Unless there's a psychic shift in the Republican Party soon, this past Tuesday evening the campaign for its presidential nomination became sui generis. On its face, the race conforms to the establishment-versus-insurgency template that's characterized past contests, such as the 1976 GOP race in which Ronald Reagan nearly took the nomination from sitting incumbent Gerald Ford, and the 1980 race in which Edward Kennedy couldn't liberate Jimmy Carter of the Democratic nomination, so he stole the party's heart instead. The dynamic in both cases was that once the party dutifully resolved to remain in its marriage to the dour Gerald Ford or Carter, it had one last doomed fling with heartthrobs Reagan and Kennedy in order not to forget who it really yearned for. What makes the current race singular, however, is that Mitt Romney is the weakest and least convincing establishment front-runner since Walter Mondale and that the insurgency is fractured. Insurgencies are purist by definition and have difficulty abiding human imperfection. This one is of such unyielding zealotry as to divide into three wings, for any one of which neither of the other two is pure enough, with Rick Santorum representing the social-values wing, Ron Paul the libertarian wing, and Newt Gingrich the intergalactic wing (which none of us knew existed before).
A sui generis contest has the potential for a sui generis outcome, which in our lifetimes would mean a brokered convention. Let's acknowledge that for every political junkie, the brokered convention is a fantasy so opiate as to bypass delirium straight into goofy; at no time in the last 60 years has one come to pass. The arguments this year both for and against such a prospect are the same, and they are this: Everything is about Romney. Santorum and Gingrich haven't won races, Romney has lost them-twice as many defeats as triumphs, which seems an impossible formula for success and certainly would be if he had lost those races to the same person. With a race now less certain than at any other time, Santorum, Gingrich, and Paul all have reasons for staying the course, and at the present rate of disarray and attrition it becomes more difficult to calculate how anyone goes into the convention with 1,144 delegates. Add to this how well these underwhelming candidates reflect what the true nature of the Republican Party has become, and the vision of a convention coming apart in the swelter of August is eminently conceivable.
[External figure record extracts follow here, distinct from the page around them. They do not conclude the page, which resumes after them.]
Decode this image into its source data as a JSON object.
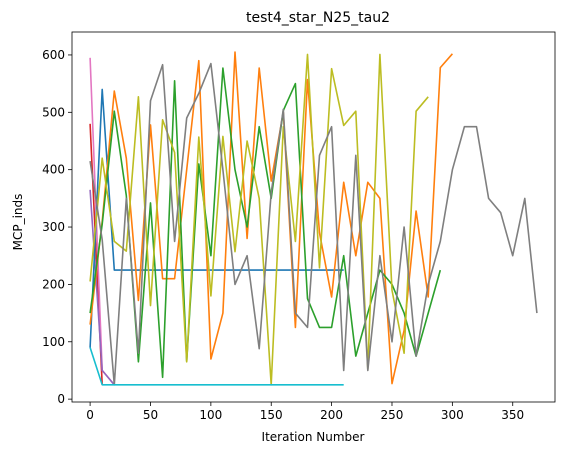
{
  "chart_data": {
    "type": "line",
    "title": "test4_star_N25_tau2",
    "xlabel": "Iteration Number",
    "ylabel": "MCP_inds",
    "xlim": [
      -15,
      385
    ],
    "ylim": [
      -5,
      640
    ],
    "xticks": [
      0,
      50,
      100,
      150,
      200,
      250,
      300,
      350
    ],
    "yticks": [
      0,
      100,
      200,
      300,
      400,
      500,
      600
    ],
    "grid": false,
    "legend": "none",
    "series": [
      {
        "color": "#d62728",
        "x": [
          0,
          10
        ],
        "y": [
          480,
          25
        ]
      },
      {
        "color": "#e377c2",
        "x": [
          0,
          10,
          20
        ],
        "y": [
          595,
          50,
          25
        ]
      },
      {
        "color": "#9467bd",
        "x": [
          0,
          10,
          20
        ],
        "y": [
          365,
          50,
          25
        ]
      },
      {
        "color": "#1f77b4",
        "x": [
          0,
          10,
          20,
          30,
          40,
          50,
          60,
          70,
          80,
          90,
          100,
          110,
          120,
          130,
          140,
          150,
          160,
          170,
          180,
          190,
          200,
          210
        ],
        "y": [
          90,
          540,
          225,
          225,
          225,
          225,
          225,
          225,
          225,
          225,
          225,
          225,
          225,
          225,
          225,
          225,
          225,
          225,
          225,
          225,
          225,
          225
        ]
      },
      {
        "color": "#ff7f0e",
        "x": [
          0,
          10,
          20,
          30,
          40,
          50,
          60,
          70,
          80,
          90,
          100,
          110,
          120,
          130,
          140,
          150,
          160,
          170,
          180,
          190,
          200,
          210,
          220,
          230,
          240,
          250,
          260,
          270,
          280,
          290,
          300
        ],
        "y": [
          130,
          310,
          537,
          420,
          172,
          478,
          210,
          210,
          400,
          590,
          70,
          150,
          605,
          280,
          577,
          380,
          500,
          125,
          557,
          290,
          178,
          378,
          250,
          378,
          350,
          27,
          120,
          328,
          178,
          578,
          602
        ]
      },
      {
        "color": "#2ca02c",
        "x": [
          0,
          10,
          20,
          30,
          40,
          50,
          60,
          70,
          80,
          90,
          100,
          110,
          120,
          130,
          140,
          150,
          160,
          170,
          180,
          190,
          200,
          210,
          220,
          230,
          240,
          250,
          260,
          270,
          280,
          290
        ],
        "y": [
          150,
          305,
          502,
          355,
          65,
          342,
          38,
          555,
          66,
          410,
          250,
          577,
          400,
          300,
          475,
          350,
          503,
          550,
          175,
          125,
          125,
          250,
          75,
          150,
          225,
          200,
          150,
          75,
          150,
          225
        ]
      },
      {
        "color": "#bcbd22",
        "x": [
          0,
          10,
          20,
          30,
          40,
          50,
          60,
          70,
          80,
          90,
          100,
          110,
          120,
          130,
          140,
          150,
          160,
          170,
          180,
          190,
          200,
          210,
          220,
          230,
          240,
          250,
          260,
          270,
          280
        ],
        "y": [
          205,
          420,
          275,
          258,
          527,
          163,
          487,
          430,
          65,
          457,
          180,
          458,
          257,
          450,
          350,
          25,
          475,
          275,
          601,
          229,
          576,
          477,
          502,
          52,
          601,
          190,
          80,
          502,
          527
        ]
      },
      {
        "color": "#7f7f7f",
        "x": [
          0,
          10,
          20,
          30,
          40,
          50,
          60,
          70,
          80,
          90,
          100,
          110,
          120,
          130,
          140,
          150,
          160,
          170,
          180,
          190,
          200,
          210,
          220,
          230,
          240,
          250,
          260,
          270,
          280,
          290,
          300,
          310,
          320,
          330,
          340,
          350,
          360,
          370
        ],
        "y": [
          415,
          278,
          25,
          350,
          80,
          520,
          583,
          275,
          490,
          533,
          585,
          400,
          200,
          250,
          88,
          360,
          505,
          150,
          125,
          425,
          475,
          50,
          425,
          50,
          250,
          100,
          300,
          75,
          200,
          275,
          400,
          475,
          475,
          350,
          325,
          250,
          350,
          150
        ]
      },
      {
        "color": "#17becf",
        "x": [
          0,
          10,
          20,
          30,
          40,
          50,
          60,
          70,
          80,
          90,
          100,
          110,
          120,
          130,
          140,
          150,
          160,
          170,
          180,
          190,
          200,
          210
        ],
        "y": [
          90,
          25,
          25,
          25,
          25,
          25,
          25,
          25,
          25,
          25,
          25,
          25,
          25,
          25,
          25,
          25,
          25,
          25,
          25,
          25,
          25,
          25
        ]
      }
    ]
  }
}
You would think Democrats would be pleased, and probably they are, but the same imagination that fathoms chaos at the convention might fathom what can come of it, which falls squarely under the heading of Be Careful What You Wish For. If all four candidates limp into the convention not only unelectable but unnominatable, party heavyweights who demurred on this election because either they're smart enough not to underestimate Barack Obama or smart enough not to overestimate the rank and file's common sense-the Republican grassroots was no more something to which Christie or Daniels or Barbour wanted to subject themselves than they did to the president, maybe less-might be lured by a fraught convention into believing he's the one who can save the party. Having avoided scarifying debates where audiences lustily cheered executions and comas for the uninsured, the fifth man marches into the Tampa Bay Times Forum and takes charge, offering a more daunting opposition to Obama than any of the four now vying. We may even test whether the most formidable Republican today, a former governor of Florida with greater skills than either his overachieving father or brother, can transcend his name (or "brand," as the parlance of the day has it). The brokered convention of legend may leave in shambles any hope the party had against the president, or it could as easily produce the phoenix of Democratic nightmares. Obama's best-case scenario is six more months of the last six weeks, with one of the vying four clawing his way to the top, carcass by carcass.